I am in pain today. It all started back on Wednesday, I planned to swim with Bill at noon but I was in a meeting until 12:40 so we started late and I had very little to eat all day. The goal was to work on fly, we're swimming 200 fly, 200 back, 200 breast, and 200 free in our end of the term swim meet coming up in March. Presently, I can just get through a 50 fly so I have quite a way to go. I managed to swim up to 75 fly but I have a lot of work ahead of me in these next few weeks if I'm going to compete. I have done a 200 fly once before but I was in decent shape then. Not so much now. By the end of the workout my arms felt like lead and I was starving. So the deficit has was started.
On Thursday, I wanted to get out in the sunshine and go for a trail run so I used some comp time and took a long lunch so we could get out in the mid-day sun. We ran up Bald Hill, back down and then out and up another nearby trail (unsure of name) for a total of about 1 hour of running. Not a big deal except this is HILLY running and I am totally out of shape.
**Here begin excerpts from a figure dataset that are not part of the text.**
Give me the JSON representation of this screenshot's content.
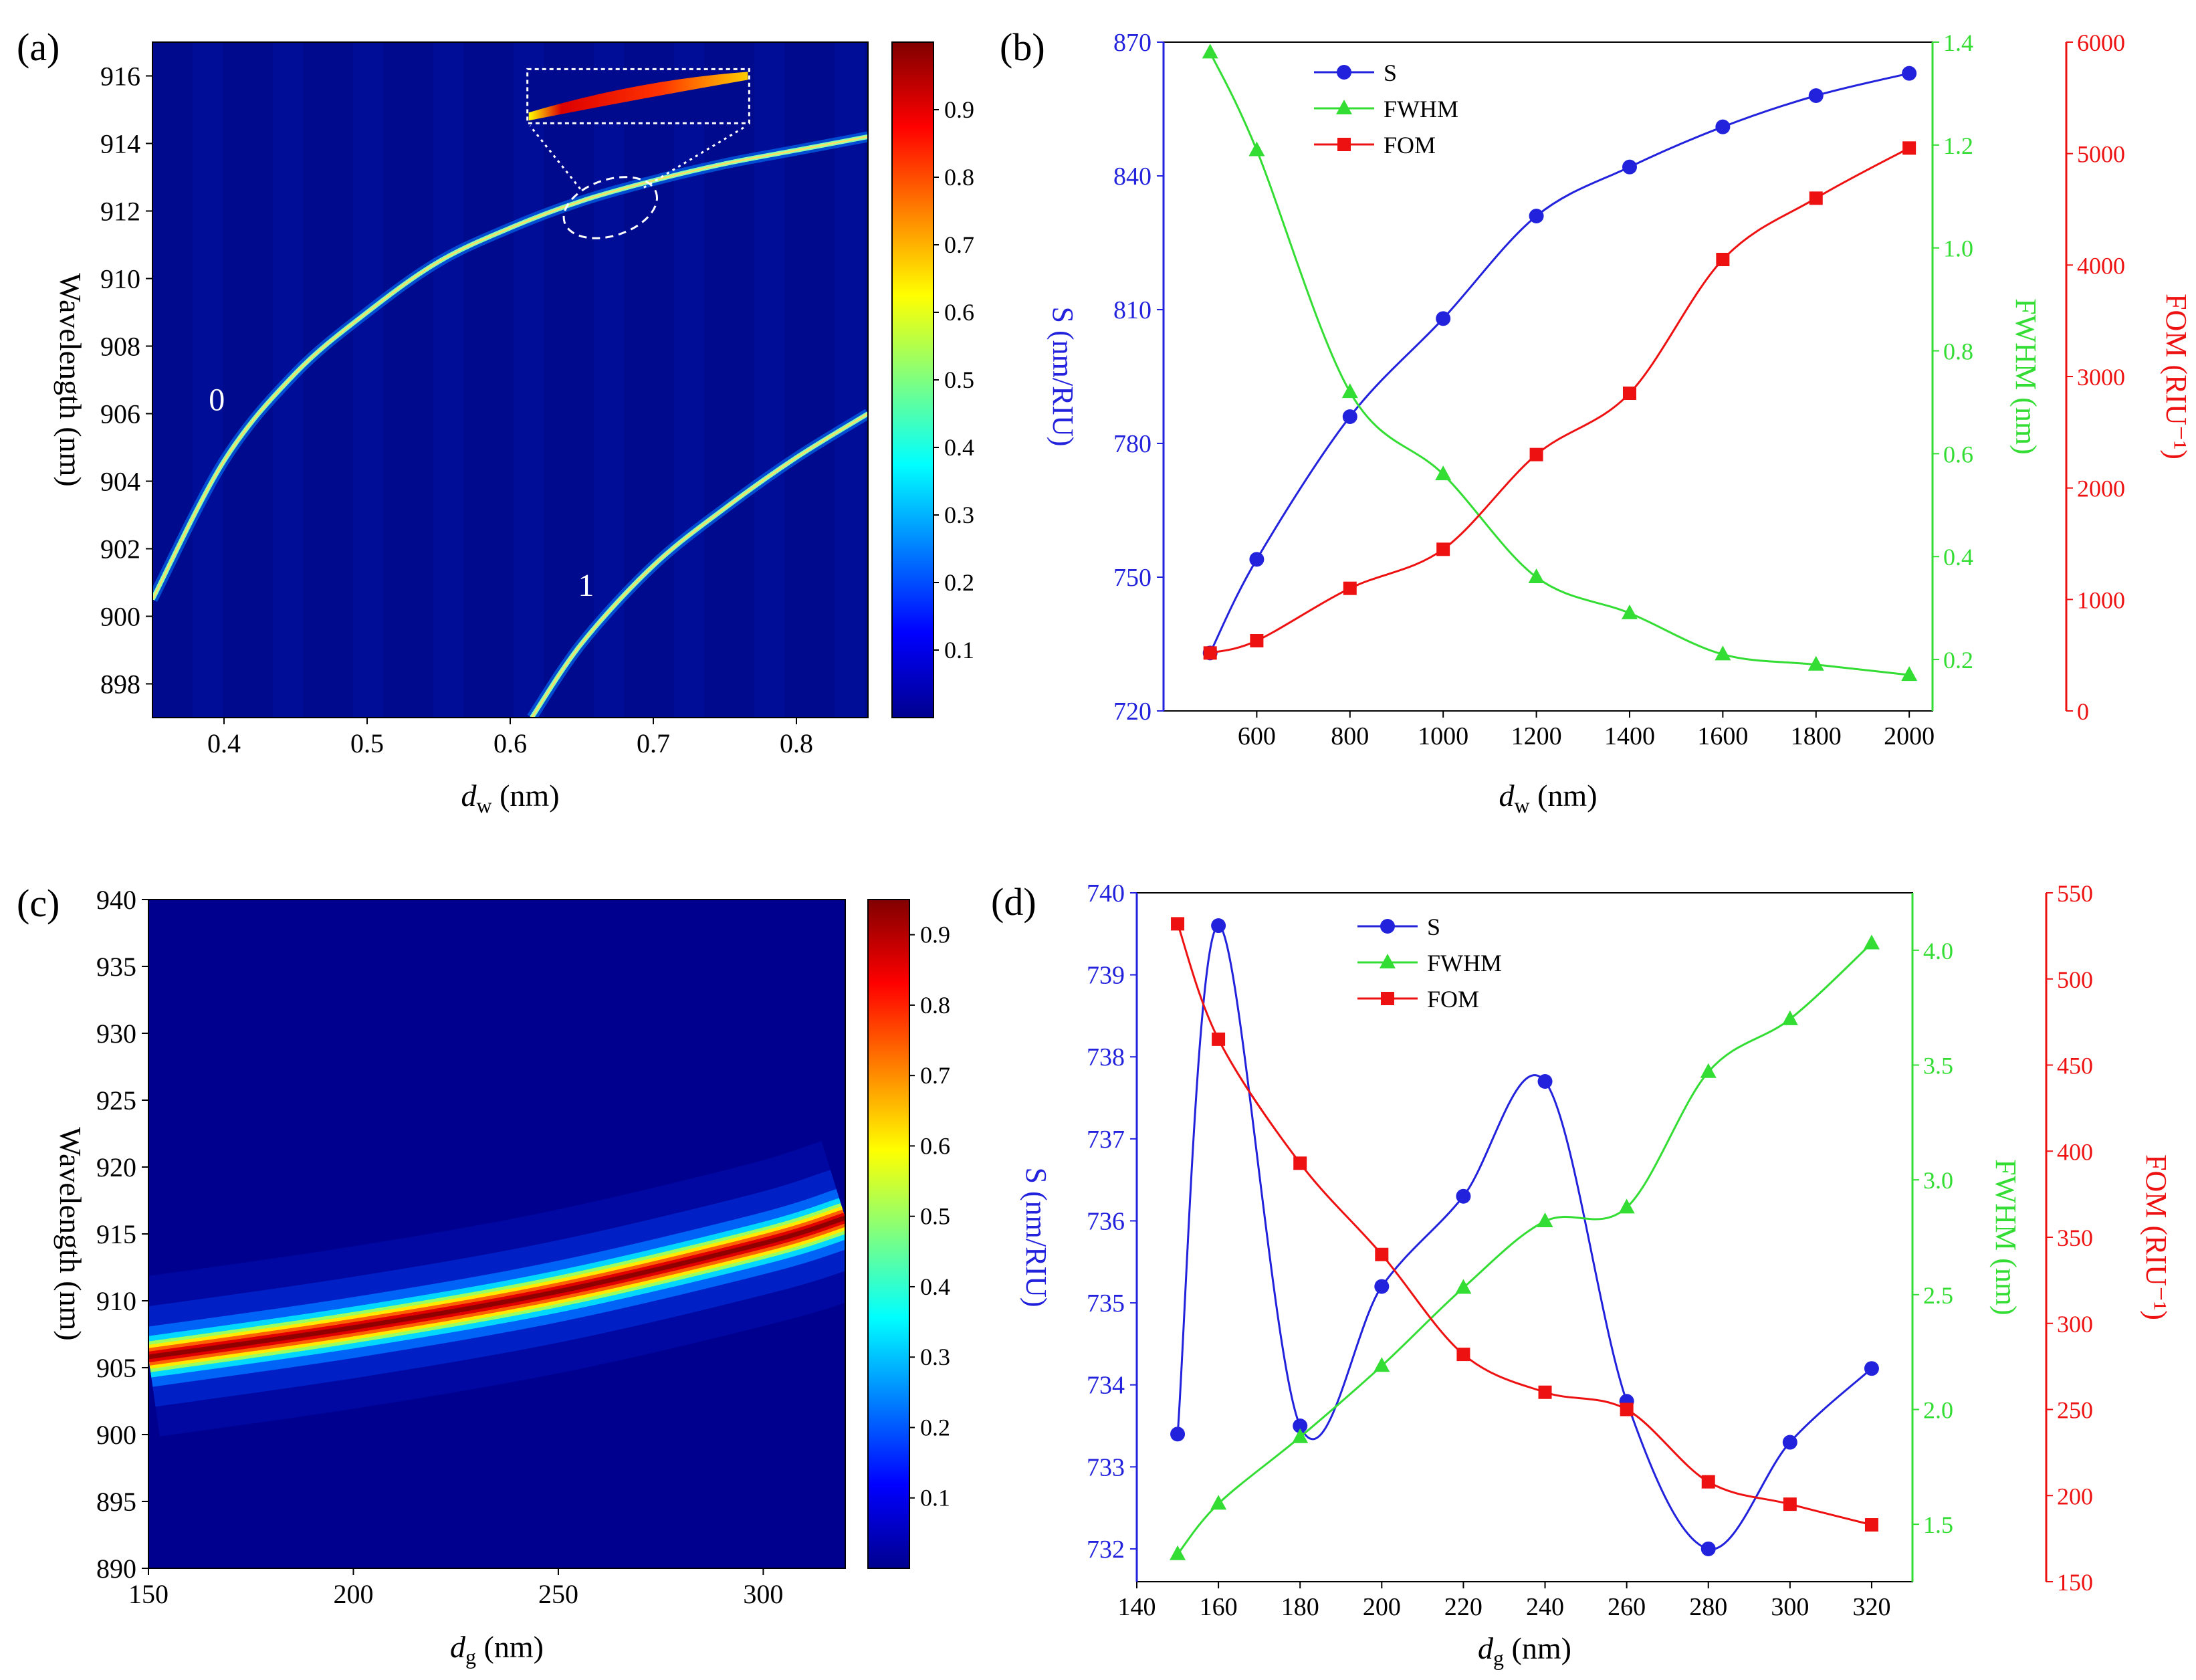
{
  "figure": {
    "panels": [
      "(a)",
      "(b)",
      "(c)",
      "(d)"
    ]
  },
  "chart_data": [
    {
      "panel": "(a)",
      "type": "heatmap",
      "xlabel": {
        "main": "d",
        "sub": "w",
        "tail": " (nm)"
      },
      "ylabel": "Wavelength (nm)",
      "xlim": [
        0.35,
        0.85
      ],
      "ylim": [
        897,
        917
      ],
      "x_ticks": [
        0.4,
        0.5,
        0.6,
        0.7,
        0.8
      ],
      "x_tick_labels": [
        "0.4",
        "0.5",
        "0.6",
        "0.7",
        "0.8"
      ],
      "y_ticks": [
        898,
        900,
        902,
        904,
        906,
        908,
        910,
        912,
        914,
        916
      ],
      "y_tick_labels": [
        "898",
        "900",
        "902",
        "904",
        "906",
        "908",
        "910",
        "912",
        "914",
        "916"
      ],
      "colorbar": {
        "range": [
          0,
          1
        ],
        "ticks": [
          0.1,
          0.2,
          0.3,
          0.4,
          0.5,
          0.6,
          0.7,
          0.8,
          0.9
        ],
        "tick_labels": [
          "0.1",
          "0.2",
          "0.3",
          "0.4",
          "0.5",
          "0.6",
          "0.7",
          "0.8",
          "0.9"
        ]
      },
      "modes": [
        {
          "name": "0",
          "x": [
            0.35,
            0.4,
            0.45,
            0.5,
            0.55,
            0.6,
            0.65,
            0.7,
            0.75,
            0.8,
            0.85
          ],
          "y": [
            900.5,
            904.6,
            907.2,
            909.0,
            910.5,
            911.5,
            912.3,
            912.9,
            913.4,
            913.8,
            914.2
          ]
        },
        {
          "name": "1",
          "x": [
            0.615,
            0.65,
            0.7,
            0.75,
            0.8,
            0.85
          ],
          "y": [
            897.0,
            899.2,
            901.5,
            903.2,
            904.7,
            906.0
          ]
        }
      ],
      "mode_labels": [
        "0",
        "1"
      ]
    },
    {
      "panel": "(b)",
      "type": "line",
      "xlabel": {
        "main": "d",
        "sub": "w",
        "tail": " (nm)"
      },
      "xlim": [
        400,
        2050
      ],
      "x_ticks": [
        600,
        800,
        1000,
        1200,
        1400,
        1600,
        1800,
        2000
      ],
      "x_tick_labels": [
        "600",
        "800",
        "1000",
        "1200",
        "1400",
        "1600",
        "1800",
        "2000"
      ],
      "x": [
        500,
        600,
        800,
        1000,
        1200,
        1400,
        1600,
        1800,
        2000
      ],
      "axes": [
        {
          "side": "left",
          "label": "S (nm/RIU)",
          "color": "#2222dd",
          "lim": [
            720,
            870
          ],
          "ticks": [
            720,
            750,
            780,
            810,
            840,
            870
          ],
          "tick_labels": [
            "720",
            "750",
            "780",
            "810",
            "840",
            "870"
          ]
        },
        {
          "side": "right",
          "label": "FWHM (nm)",
          "color": "#33dd33",
          "lim": [
            0.1,
            1.4
          ],
          "ticks": [
            0.2,
            0.4,
            0.6,
            0.8,
            1.0,
            1.2,
            1.4
          ],
          "tick_labels": [
            "0.2",
            "0.4",
            "0.6",
            "0.8",
            "1.0",
            "1.2",
            "1.4"
          ]
        },
        {
          "side": "right-outer",
          "label": "FOM (RIU⁻¹)",
          "color": "#ee1111",
          "lim": [
            0,
            6000
          ],
          "ticks": [
            0,
            1000,
            2000,
            3000,
            4000,
            5000,
            6000
          ],
          "tick_labels": [
            "0",
            "1000",
            "2000",
            "3000",
            "4000",
            "5000",
            "6000"
          ]
        }
      ],
      "series": [
        {
          "name": "S",
          "axis": 0,
          "marker": "circle",
          "color": "#2222dd",
          "values": [
            733,
            754,
            786,
            808,
            831,
            842,
            851,
            858,
            863
          ]
        },
        {
          "name": "FWHM",
          "axis": 1,
          "marker": "triangle",
          "color": "#33dd33",
          "values": [
            1.38,
            1.19,
            0.72,
            0.56,
            0.36,
            0.29,
            0.21,
            0.19,
            0.17
          ]
        },
        {
          "name": "FOM",
          "axis": 2,
          "marker": "square",
          "color": "#ee1111",
          "values": [
            520,
            630,
            1100,
            1450,
            2300,
            2850,
            4050,
            4600,
            5050
          ]
        }
      ],
      "legend": [
        "S",
        "FWHM",
        "FOM"
      ]
    },
    {
      "panel": "(c)",
      "type": "heatmap",
      "xlabel": {
        "main": "d",
        "sub": "g",
        "tail": " (nm)"
      },
      "ylabel": "Wavelength (nm)",
      "xlim": [
        150,
        320
      ],
      "ylim": [
        890,
        940
      ],
      "x_ticks": [
        150,
        200,
        250,
        300
      ],
      "x_tick_labels": [
        "150",
        "200",
        "250",
        "300"
      ],
      "y_ticks": [
        890,
        895,
        900,
        905,
        910,
        915,
        920,
        925,
        930,
        935,
        940
      ],
      "y_tick_labels": [
        "890",
        "895",
        "900",
        "905",
        "910",
        "915",
        "920",
        "925",
        "930",
        "935",
        "940"
      ],
      "colorbar": {
        "range": [
          0,
          0.95
        ],
        "ticks": [
          0.1,
          0.2,
          0.3,
          0.4,
          0.5,
          0.6,
          0.7,
          0.8,
          0.9
        ],
        "tick_labels": [
          "0.1",
          "0.2",
          "0.3",
          "0.4",
          "0.5",
          "0.6",
          "0.7",
          "0.8",
          "0.9"
        ]
      },
      "ridge": {
        "x": [
          150,
          200,
          250,
          300,
          320
        ],
        "y": [
          905.8,
          908.0,
          910.7,
          914.3,
          916.2
        ]
      }
    },
    {
      "panel": "(d)",
      "type": "line",
      "xlabel": {
        "main": "d",
        "sub": "g",
        "tail": " (nm)"
      },
      "xlim": [
        140,
        330
      ],
      "x_ticks": [
        140,
        160,
        180,
        200,
        220,
        240,
        260,
        280,
        300,
        320
      ],
      "x_tick_labels": [
        "140",
        "160",
        "180",
        "200",
        "220",
        "240",
        "260",
        "280",
        "300",
        "320"
      ],
      "x": [
        150,
        160,
        180,
        200,
        220,
        240,
        260,
        280,
        300,
        320
      ],
      "axes": [
        {
          "side": "left",
          "label": "S (nm/RIU)",
          "color": "#2222dd",
          "lim": [
            731.6,
            740
          ],
          "ticks": [
            732,
            733,
            734,
            735,
            736,
            737,
            738,
            739,
            740
          ],
          "tick_labels": [
            "732",
            "733",
            "734",
            "735",
            "736",
            "737",
            "738",
            "739",
            "740"
          ]
        },
        {
          "side": "right",
          "label": "FWHM (nm)",
          "color": "#33dd33",
          "lim": [
            1.25,
            4.25
          ],
          "ticks": [
            1.5,
            2.0,
            2.5,
            3.0,
            3.5,
            4.0
          ],
          "tick_labels": [
            "1.5",
            "2.0",
            "2.5",
            "3.0",
            "3.5",
            "4.0"
          ]
        },
        {
          "side": "right-outer",
          "label": "FOM (RIU⁻¹)",
          "color": "#ee1111",
          "lim": [
            150,
            550
          ],
          "ticks": [
            150,
            200,
            250,
            300,
            350,
            400,
            450,
            500,
            550
          ],
          "tick_labels": [
            "150",
            "200",
            "250",
            "300",
            "350",
            "400",
            "450",
            "500",
            "550"
          ]
        }
      ],
      "series": [
        {
          "name": "S",
          "axis": 0,
          "marker": "circle",
          "color": "#2222dd",
          "values": [
            733.4,
            739.6,
            733.5,
            735.2,
            736.3,
            737.7,
            733.8,
            732.0,
            733.3,
            734.2
          ]
        },
        {
          "name": "FWHM",
          "axis": 1,
          "marker": "triangle",
          "color": "#33dd33",
          "values": [
            1.37,
            1.59,
            1.88,
            2.19,
            2.53,
            2.82,
            2.88,
            3.47,
            3.7,
            4.03
          ]
        },
        {
          "name": "FOM",
          "axis": 2,
          "marker": "square",
          "color": "#ee1111",
          "values": [
            532,
            465,
            393,
            340,
            282,
            260,
            250,
            208,
            195,
            183
          ]
        }
      ],
      "legend": [
        "S",
        "FWHM",
        "FOM"
      ]
    }
  ]
}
Saturday we woke up to more sunshine so we planned a bike ride but first we had to get some pruning in since every plant in the back yard is dead and overgrown. After an hour of holding up large pruners my upper body was feeling a bit sore but a bike ride doesn't take arms so out the door we go. Bill suggested a flat route but I decide I want to head for the hills, I haven't been bike riding since I don't know when and rather than build up slowly, I just want to get straight to the pain. We ride out Bellfountain road to Finley Wildlife Refuge, the ride is about 25 miles which is no big deal for a person who rides bikes but for me, it hurt. I couldn't get my heart rate over 145 which is totally pathetic. I used to run for 2 hours at 145 and considered that moderate. I am so out of shape it's disgraceful!
I have been banned from exercise today by my husband so I think I'll do a recovery swim (1000 yards) and get ready to run again tomorrow. Eventually I'll find some fitness again, if only just for a short time, to remember what it feels like to be me again. Right now I feel like a tired, old, sore, and out of shape version of myself and that doesn't feel so great. Looking forward to runner's highs, rhythm in the pool, and to climbing hills in something other than the granny gear on my bike again.
A view to appreciate
The moon and long shadows mean it's time to head home.